We can’t stress this enough but if your canine is a first-timer in the petting game, allow them to come to you first.

A dog may observe you by sniffing and going around you. Once you try to pet them and they back away, please don’t force it.

Your dog will be ready when you notice that he starts to relax. When they lean in and wag their tail, it’s the start of your petting journey.

Learn more about the benefits of petting in this video.

#2:  Pet your dog in the right spots

Can I pet my dog anywhere in his body? The short answer is no.

The long answer is that there are spots in your dog’s body where they’re most comfortable for petting.

Let us start with the body areas that they’re most comfortable with:

  • Shoulders. 
  • Chest area.
  • Under the chin.
  • The base of tail.
  • The base of neck.

Avoid touching your dog from above the head. Your movement should be from the side to make them feel at ease. 

There is also a proper hand movement in petting your fur baby. It should be gentle like you are massaging them. 

Scratching them lightly is another way. Petting can be relaxing for both of you if you know where to hit the right spots.

Enjoy this special time with your furry friend.

#3:  Pet your dog patiently

If your dog avoids petting because he’s sad or adjusting to a new environment.

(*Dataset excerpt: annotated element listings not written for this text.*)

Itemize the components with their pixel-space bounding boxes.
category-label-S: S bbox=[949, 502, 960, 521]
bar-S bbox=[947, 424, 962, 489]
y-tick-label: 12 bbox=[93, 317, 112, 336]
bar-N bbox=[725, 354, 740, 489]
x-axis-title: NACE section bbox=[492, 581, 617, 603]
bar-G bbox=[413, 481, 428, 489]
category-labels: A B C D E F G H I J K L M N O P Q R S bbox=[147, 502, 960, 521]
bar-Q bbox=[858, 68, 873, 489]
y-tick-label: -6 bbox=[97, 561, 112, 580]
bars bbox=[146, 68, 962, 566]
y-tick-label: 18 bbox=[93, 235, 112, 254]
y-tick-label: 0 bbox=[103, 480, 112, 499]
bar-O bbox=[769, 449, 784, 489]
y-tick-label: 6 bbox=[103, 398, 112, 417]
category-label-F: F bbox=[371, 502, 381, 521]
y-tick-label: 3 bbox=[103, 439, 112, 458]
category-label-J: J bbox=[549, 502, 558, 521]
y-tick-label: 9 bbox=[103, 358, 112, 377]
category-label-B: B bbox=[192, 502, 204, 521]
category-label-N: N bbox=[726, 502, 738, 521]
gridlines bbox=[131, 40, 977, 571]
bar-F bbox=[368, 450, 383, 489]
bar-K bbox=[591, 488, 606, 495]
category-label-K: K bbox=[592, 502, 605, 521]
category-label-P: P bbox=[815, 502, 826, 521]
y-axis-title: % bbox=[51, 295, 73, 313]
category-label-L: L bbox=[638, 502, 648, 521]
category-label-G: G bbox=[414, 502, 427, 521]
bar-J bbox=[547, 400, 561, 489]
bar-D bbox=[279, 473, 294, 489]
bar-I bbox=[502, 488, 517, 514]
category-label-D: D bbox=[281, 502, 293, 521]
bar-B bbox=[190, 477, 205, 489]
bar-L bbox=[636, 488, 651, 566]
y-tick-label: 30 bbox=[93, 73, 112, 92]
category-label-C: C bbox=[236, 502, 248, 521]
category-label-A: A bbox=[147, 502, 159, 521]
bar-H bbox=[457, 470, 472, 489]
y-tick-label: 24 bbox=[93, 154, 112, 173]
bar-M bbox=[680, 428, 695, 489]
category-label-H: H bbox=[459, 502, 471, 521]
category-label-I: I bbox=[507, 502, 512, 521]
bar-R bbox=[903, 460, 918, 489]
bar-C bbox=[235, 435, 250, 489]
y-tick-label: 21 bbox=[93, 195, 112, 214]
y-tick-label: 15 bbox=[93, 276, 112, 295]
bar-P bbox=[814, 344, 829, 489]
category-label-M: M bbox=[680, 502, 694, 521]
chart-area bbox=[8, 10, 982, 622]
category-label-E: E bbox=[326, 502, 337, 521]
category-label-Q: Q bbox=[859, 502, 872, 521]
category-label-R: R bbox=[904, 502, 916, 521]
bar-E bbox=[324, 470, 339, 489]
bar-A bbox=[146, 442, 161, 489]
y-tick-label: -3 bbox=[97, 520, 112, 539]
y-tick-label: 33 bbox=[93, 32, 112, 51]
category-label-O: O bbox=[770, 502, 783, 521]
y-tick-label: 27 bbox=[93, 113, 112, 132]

Be patient with your dog. It’s not easy for them to adapt right away.

Your kindness and patience will be highly appreciated. 

There are some tips to help your dog overcome the blues or cope with the new changes.

Provide a comfy rest area for your fur baby. A good doggy bed or furniture will help them rest well. 

If they have a designated space in your home, they can quickly adapt to the new changes.

Do you have new members in the family? Introduce them one by one. 

Make the meet and greet a relaxing time for your doggy. Avoid yelling and shouting. A soft hello with a friendly smile will do.

Bring your dog outdoors. The sight of other dogs may help ease the blues. 

Give praises and treats if they obey. Rewarding good behavior makes them learn to keep doing it. 

Music can also help your dog get relief from separation anxiety.

If your dog is sad, stop the urge to cuddle and baby them. 

Exercise and a regular schedule would do them better. Start simple but fun games like find the treat or a little tug of war. 

Petting doesn’t only benefit your dog. It helps you as well.  

Research states that it helps reduce stress and anxiety for both the human and the canine.